Rigid schedule . Too far from home to be able to visit regularly on the scheduled visit days once a week. Son was court ordered to go to Sojourn House for treatment. We were pleased with the staff there. Things were explained to us well.
Meet the Pros
William NevadomskiCo-Founder Midwood Addiction Treatment
After a long battle with addiction to opiates and prescription drugs during his teenage years and early 20s, William went through state-funded treatment programs. After two episodes of treatment, he started living a clean life in February 2014, helped by the NA community and his desire and willingness to follow a program and change his life.Show Bio
Sam PenningtonCreative Director Oasis Recovery
Sam brings a plethora of creative energy to the Oasis family. She studied film and communications at East Tennessee State University and moved to the Asheville area in 2012. Feeling somewhat native to the area she has a huge connection to the local community and is super helpful to speak on the available resources that Western North Carolina has to offer. Her background is focused strongly on film, culinary, art, design, and marketing. Sam is in recovery herself and understands first hand how delicate and impactive rehabilitation is. She creatively thinks outside of the box to offer the most sustainable and effective benefit to your experience at Oasis. Assisting in adventure therapy with videography, planning staff and client get togethers, outreach to the local community, and volunteering in non-profit organizations needless to say, she stays busy. She typically has two pups trailing behind her at all times; a pug named Oatmeal and a mountain cur named Bowie they are her wingmen and an asset to her creative flow. Chances are upon your arrival at Oasis you will be greeted with a friendly smile and tons of support from Sam. Working in recovery is what she is most passionate about these days and with each day is eager to learn more. Sam has been described as charismatic, clairvoyant, compassionate, and insightful.Show Bio
Cecilia Plavnick, LMHC, CAPCEO Harmony Recovery Center
Two words describe Cecilia Plavnick: dedicated and passionate, especially when it comes to her work in the field of addiction treatment. Cecilia has extensive experience and knowledge, which she brings to her role as CEO of Recovery In Tune. She has dedicated more than 10 years to managing top-notch clinical teams in the substance abuse field and is regarded as a natural leader and role model by her staff. What sets Cecilia apart from the rest is both her ability to create an environment that is optimal for successful clinical interventions as well as her ability to inspire trust and continual growth among her team. Cecilia’s approach is unique because she isn’t afraid to jump in at any level of care–from the admission process to the discharge procedure–because she is a firm believer that good clinical care is an ongoing process that requires daily tweaking and maintenance. Cecilia is dedicated to her profession and to the individuals with whom she works and serves. She is always open to feedback and suggestShow Bio
- Washington ranks 13th in treatment centers servicing/accepting access to Recovery (ATR) vouchers per 100,000 residents. Hawaii is ranked slightly worse, ranked 14. District of Columbia is ranked slightly better, ranked 12.

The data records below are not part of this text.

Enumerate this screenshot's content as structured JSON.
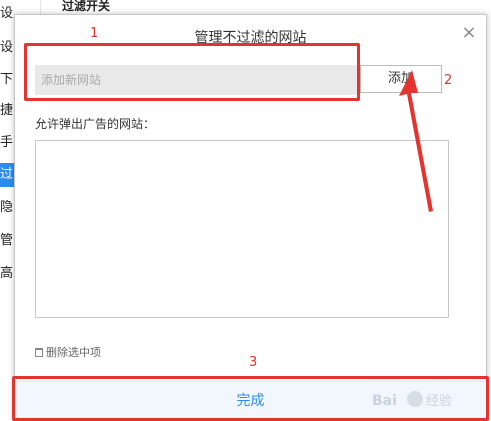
{
  "background": {
    "header": "过滤开关",
    "sidebar": [
      "设置",
      "设",
      "下",
      "捷",
      "手",
      "过",
      "隐",
      "管",
      "高"
    ],
    "active_index": 5
  },
  "dialog": {
    "title": "管理不过滤的网站",
    "close_glyph": "×",
    "input": {
      "placeholder": "添加新网站",
      "value": ""
    },
    "add_label": "添加",
    "list_label": "允许弹出广告的网站：",
    "sites": [],
    "delete_label": "删除选中项",
    "done_label": "完成"
  },
  "annotations": {
    "n1": "1",
    "n2": "2",
    "n3": "3"
  },
  "colors": {
    "accent": "#2d8cf0",
    "annotation": "#e3342f"
  }
}
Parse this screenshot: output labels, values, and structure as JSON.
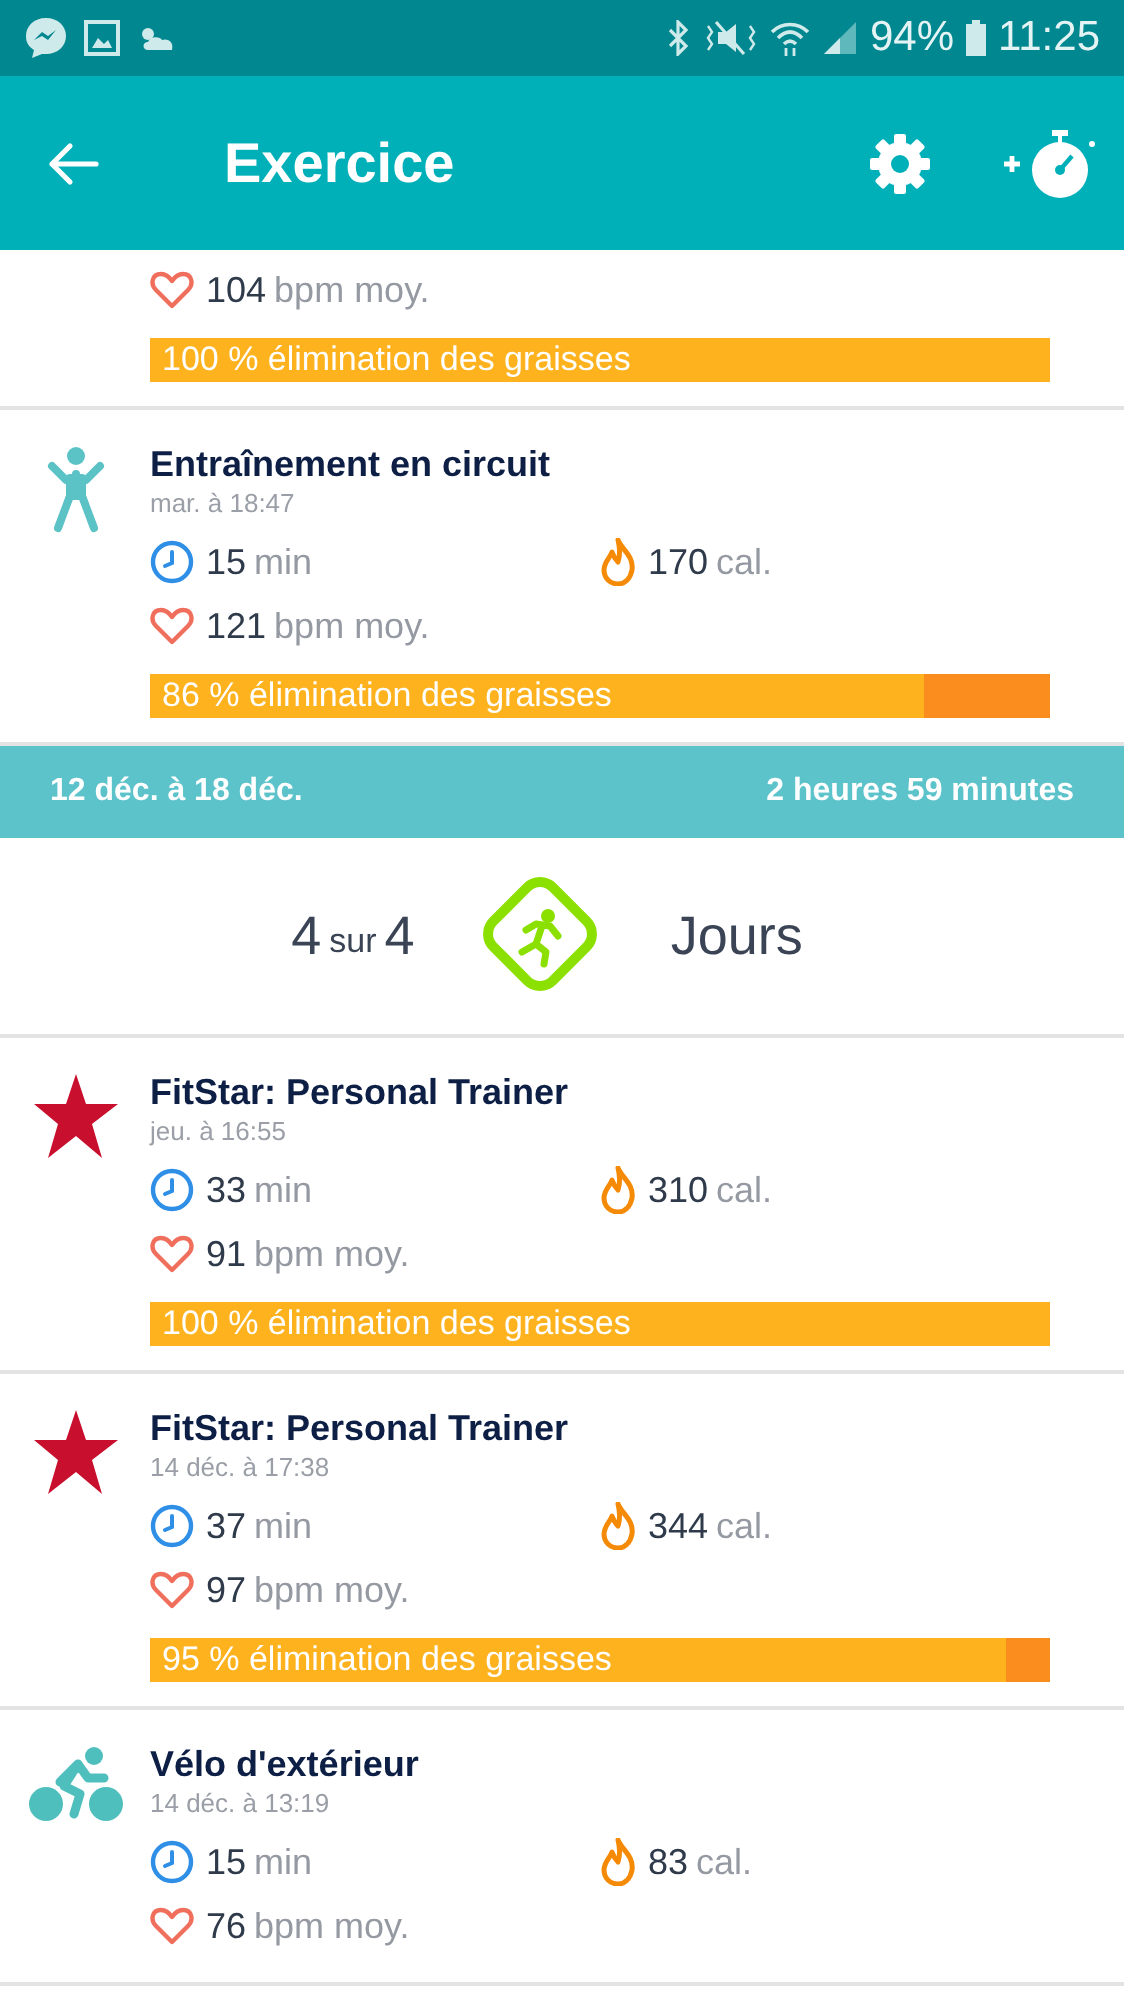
{
  "status_bar": {
    "battery_text": "94%",
    "time": "11:25"
  },
  "app_bar": {
    "title": "Exercice"
  },
  "items_before": [
    {
      "heart": {
        "value": "104",
        "unit": "bpm moy."
      },
      "fat_burn": {
        "text": "100 % élimination des graisses",
        "level": 1
      }
    },
    {
      "kind": "person",
      "title": "Entraînement en circuit",
      "date": "mar. à 18:47",
      "duration": {
        "value": "15",
        "unit": "min"
      },
      "calories": {
        "value": "170",
        "unit": "cal."
      },
      "heart": {
        "value": "121",
        "unit": "bpm moy."
      },
      "fat_burn": {
        "text": "86 % élimination des graisses",
        "level": 0.86
      }
    }
  ],
  "week": {
    "range": "12 déc. à 18 déc.",
    "total": "2 heures 59 minutes"
  },
  "streak": {
    "done": "4",
    "sep": "sur",
    "goal": "4",
    "unit": "Jours"
  },
  "items_after": [
    {
      "kind": "star",
      "title": "FitStar: Personal Trainer",
      "date": "jeu. à 16:55",
      "duration": {
        "value": "33",
        "unit": "min"
      },
      "calories": {
        "value": "310",
        "unit": "cal."
      },
      "heart": {
        "value": "91",
        "unit": "bpm moy."
      },
      "fat_burn": {
        "text": "100 % élimination des graisses",
        "level": 1
      }
    },
    {
      "kind": "star",
      "title": "FitStar: Personal Trainer",
      "date": "14 déc. à 17:38",
      "duration": {
        "value": "37",
        "unit": "min"
      },
      "calories": {
        "value": "344",
        "unit": "cal."
      },
      "heart": {
        "value": "97",
        "unit": "bpm moy."
      },
      "fat_burn": {
        "text": "95 % élimination des graisses",
        "level": 0.95
      }
    },
    {
      "kind": "bike",
      "title": "Vélo d'extérieur",
      "date": "14 déc. à 13:19",
      "duration": {
        "value": "15",
        "unit": "min"
      },
      "calories": {
        "value": "83",
        "unit": "cal."
      },
      "heart": {
        "value": "76",
        "unit": "bpm moy."
      }
    }
  ]
}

- When adjusted for population, Washington ranks 13th in treatment centers servicing/accepting other treatment approaches. Idaho is ranked one spot worse at spot 14. Minnesota is ranked one spot better at spot 12.
- For IHS/638 contract care funds clients, Washington ranks 14th in population-adjusted treatment centers. Oregon is just 1 spot worse, ranked 15 out of the United States. Oklahoma is just 1 spot better, ranked 13 out of the United States.
- Washington is 17th among U.S. states in treatment centers servicing or accepting DUI/SWI clients. West Virginia is just 1 spot worse, ranked 18 out of the United States. Iowa is ranked one spot better at spot 16.
- Washington ranks 19th in treatment centers servicing/accepting adolescents per 100,000 residents. Arizona is ranked one spot worse at spot 20. Maryland is ranked one spot better at spot 18.